Josh backs his chair away from the table, stopping me. “You know what, Charlie? This is making you upset and defensive. I feel like I’m forcing you to explain who you are. And you shouldn’t have to do that. But I can’t let my life be controlled by your job. The other day, we decided to take it more slowly.”

He stands, waving his hand over the wine, the flowers, the candles. “Maybe we should have taken it even more slowly. Much more. Maybe we should take a break.”

His eyes narrow behind his tortoiseshell glasses. He puts both hands on the back of his chair, supporting himself. A thatch of charcoal-and-silver hair falls onto his forehead. He takes a deep breath. “You go to Atlanta. And then we’ll see.”

We’ll see what? See if we still love each other? See if we still want to be together? Are we supposed to know that yet?
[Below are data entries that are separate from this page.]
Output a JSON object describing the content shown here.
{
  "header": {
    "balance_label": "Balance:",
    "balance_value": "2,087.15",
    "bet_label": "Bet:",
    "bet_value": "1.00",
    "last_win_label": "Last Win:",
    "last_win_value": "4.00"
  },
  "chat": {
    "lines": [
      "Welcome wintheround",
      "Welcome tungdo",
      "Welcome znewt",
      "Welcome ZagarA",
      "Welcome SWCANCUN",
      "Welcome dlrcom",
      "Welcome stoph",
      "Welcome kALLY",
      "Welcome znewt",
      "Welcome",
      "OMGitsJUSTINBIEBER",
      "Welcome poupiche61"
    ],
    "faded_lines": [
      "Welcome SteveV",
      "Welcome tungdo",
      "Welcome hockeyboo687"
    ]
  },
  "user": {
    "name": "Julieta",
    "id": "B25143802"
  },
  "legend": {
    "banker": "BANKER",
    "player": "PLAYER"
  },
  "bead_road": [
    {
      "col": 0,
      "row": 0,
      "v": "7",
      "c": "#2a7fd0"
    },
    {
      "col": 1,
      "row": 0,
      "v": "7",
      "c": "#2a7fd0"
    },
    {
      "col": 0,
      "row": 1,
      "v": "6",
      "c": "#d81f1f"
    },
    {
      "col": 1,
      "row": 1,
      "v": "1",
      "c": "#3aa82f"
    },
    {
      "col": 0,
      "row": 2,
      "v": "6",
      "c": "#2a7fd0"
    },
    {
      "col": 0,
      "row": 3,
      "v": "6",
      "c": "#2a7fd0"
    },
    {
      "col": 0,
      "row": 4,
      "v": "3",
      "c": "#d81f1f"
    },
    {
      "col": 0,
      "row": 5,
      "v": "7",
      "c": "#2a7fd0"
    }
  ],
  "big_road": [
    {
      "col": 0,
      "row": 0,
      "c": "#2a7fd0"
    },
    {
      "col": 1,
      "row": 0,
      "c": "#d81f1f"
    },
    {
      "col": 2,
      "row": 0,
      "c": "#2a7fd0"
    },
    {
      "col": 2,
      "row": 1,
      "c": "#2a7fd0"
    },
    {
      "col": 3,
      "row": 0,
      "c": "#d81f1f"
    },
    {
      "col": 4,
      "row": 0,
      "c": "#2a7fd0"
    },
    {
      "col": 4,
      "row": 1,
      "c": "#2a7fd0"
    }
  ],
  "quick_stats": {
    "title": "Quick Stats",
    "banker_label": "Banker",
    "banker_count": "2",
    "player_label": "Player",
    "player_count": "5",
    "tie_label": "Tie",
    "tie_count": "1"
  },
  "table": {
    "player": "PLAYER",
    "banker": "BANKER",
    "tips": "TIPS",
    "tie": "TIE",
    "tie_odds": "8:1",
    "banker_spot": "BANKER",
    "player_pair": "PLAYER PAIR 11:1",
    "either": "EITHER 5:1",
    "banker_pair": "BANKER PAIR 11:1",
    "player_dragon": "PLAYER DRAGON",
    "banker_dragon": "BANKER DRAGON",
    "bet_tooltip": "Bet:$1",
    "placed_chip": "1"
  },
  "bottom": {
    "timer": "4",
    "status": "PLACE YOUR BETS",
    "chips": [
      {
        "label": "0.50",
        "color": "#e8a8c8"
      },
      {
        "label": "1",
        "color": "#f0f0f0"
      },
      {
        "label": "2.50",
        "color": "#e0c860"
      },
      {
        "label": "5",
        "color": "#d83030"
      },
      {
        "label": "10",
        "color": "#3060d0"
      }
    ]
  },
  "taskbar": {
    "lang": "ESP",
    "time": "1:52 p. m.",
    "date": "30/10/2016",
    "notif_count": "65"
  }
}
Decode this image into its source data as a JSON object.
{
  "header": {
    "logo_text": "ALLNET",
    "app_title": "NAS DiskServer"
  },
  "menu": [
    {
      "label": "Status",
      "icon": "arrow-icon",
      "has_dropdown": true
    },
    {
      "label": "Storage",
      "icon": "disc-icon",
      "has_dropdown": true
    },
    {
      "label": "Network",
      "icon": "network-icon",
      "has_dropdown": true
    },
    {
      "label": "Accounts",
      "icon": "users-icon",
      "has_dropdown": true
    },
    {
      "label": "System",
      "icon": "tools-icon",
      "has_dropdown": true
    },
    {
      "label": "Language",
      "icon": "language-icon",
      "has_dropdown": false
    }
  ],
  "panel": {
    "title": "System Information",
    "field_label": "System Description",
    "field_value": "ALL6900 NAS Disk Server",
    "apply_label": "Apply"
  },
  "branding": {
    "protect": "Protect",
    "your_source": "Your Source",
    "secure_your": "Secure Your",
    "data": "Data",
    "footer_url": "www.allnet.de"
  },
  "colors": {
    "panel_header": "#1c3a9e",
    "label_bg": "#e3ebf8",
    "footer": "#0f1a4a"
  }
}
I swallow my fear and struggle to keep from asking the questions out loud, even though I’m aching for answers.

Suddenly, the aching flares into anger. Why does he get to make the decisions?

“We’ll see?” I can’t keep the sarcasm from my voice. I’m not this angry, but I’m hurt. And sorry. And trapped. And I know I’m saying the wrong things. “You mean,
you’ll
see. Whether what, it’s worth it? Whether maybe you’d like to date other people? See if you can find someone who’ll be available every minute?”